Die Geschichte von Steinbach fällt ganz mit jener von Comburg zusammen, indem ohne allen Zweifel das Dorf unter den ersten Schenkungen der Kloster begriffen war. Im Jahr 1283 verzichtete Schenk Walther v. Limpurg auf seine Rechte, welche er zu Steinbach hatte zu Gunsten des Klosters Comburg und 1265 verglich er sich mit letzterem wegen der hiesigen Mühle.

Die Kirche zu Steinbach scheint eine der ersten Kirchen in hiesiger Gegend gewesen zu seyn; wie sie denn auch die Mutterkirche von St.

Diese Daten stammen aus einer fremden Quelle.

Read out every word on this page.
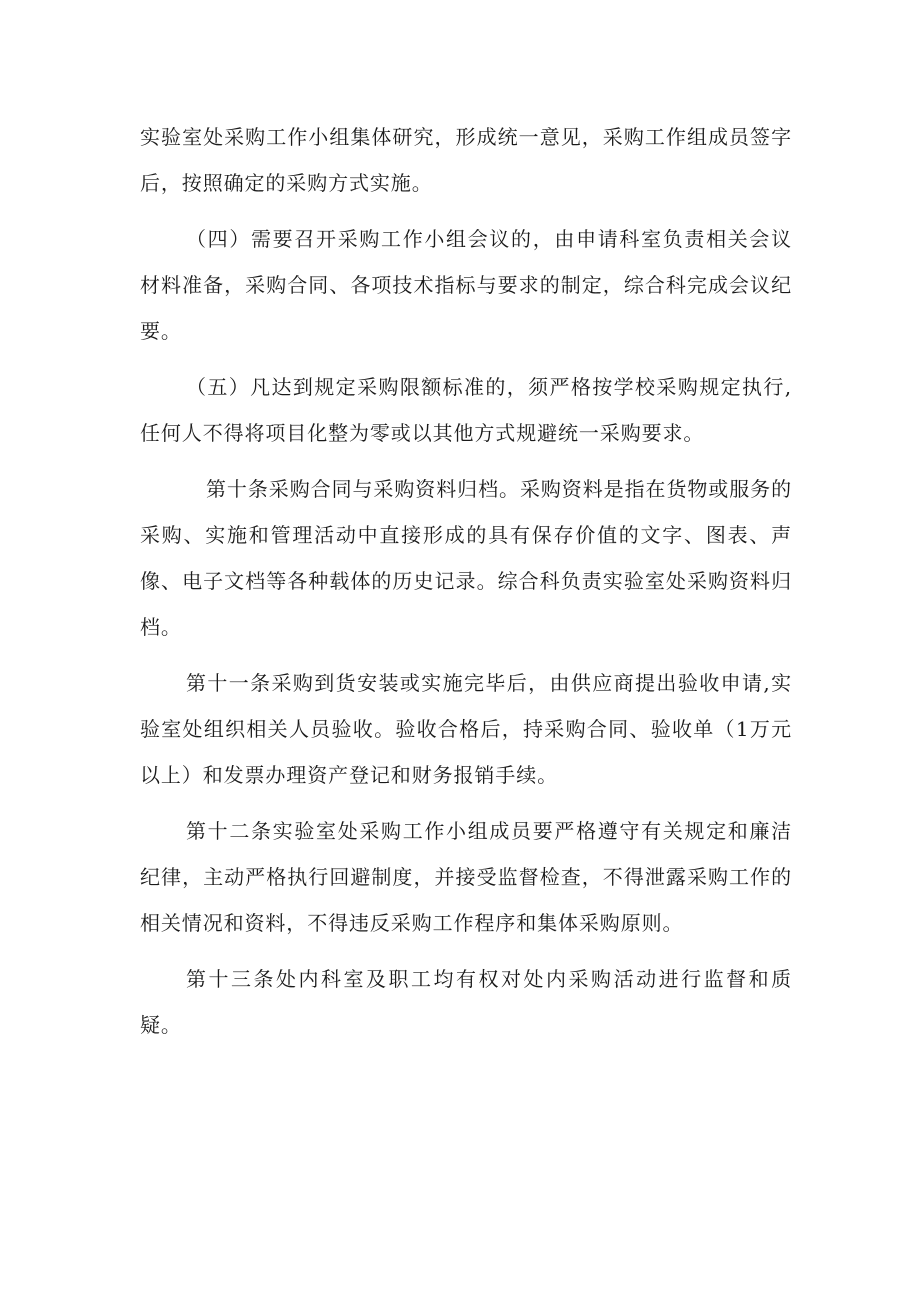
实验室处采购工作小组集体研究，形成统一意见，采购工作组成员签字后，按照确定的采购方式实施。

（四）需要召开采购工作小组会议的，由申请科室负责相关会议材料准备，采购合同、各项技术指标与要求的制定，综合科完成会议纪要。

（五）凡达到规定采购限额标准的，须严格按学校采购规定执行,任何人不得将项目化整为零或以其他方式规避统一采购要求。

第十条采购合同与采购资料归档。采购资料是指在货物或服务的采购、实施和管理活动中直接形成的具有保存价值的文字、图表、声像、电子文档等各种载体的历史记录。综合科负责实验室处采购资料归档。

第十一条采购到货安装或实施完毕后，由供应商提出验收申请,实验室处组织相关人员验收。验收合格后，持采购合同、验收单（1万元以上）和发票办理资产登记和财务报销手续。

第十二条实验室处采购工作小组成员要严格遵守有关规定和廉洁纪律，主动严格执行回避制度，并接受监督检查，不得泄露采购工作的相关情况和资料，不得违反采购工作程序和集体采购原则。

第十三条处内科室及职工均有权对处内采购活动进行监督和质疑。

Michael zu Hall war (s. o. S. 169). 1276 ist Volnandus de Rote plebanus in Steinbach (Wibel a. a. O. II. S. 87). Bei Abtretung der Jakobskirche in Hall an die dortigen Mönche 1236 sagt der Abt von Comburg, sein Kloster habe die Kirche Steinwag sammt dem Patronat durch Schenkung erhalten, und aus den | päpstlichen Bestätigungsbullen erhellt deutlich, daß es die drei Stifter Comburgs waren, welche das Patronat der Kirche „beati Johannis Baptiste in Steinwage“ und jenes „beate Marie Magdalene in Künselsawe“ Comburg geschenkt hatten. Somit ist die Kirche älter als das Kloster Comburg, sie wurde aber schon 1286 demselben incorporirt und von da durch ständige Vicarien versehen. Bis 1803 hatte Comburg das Patronat.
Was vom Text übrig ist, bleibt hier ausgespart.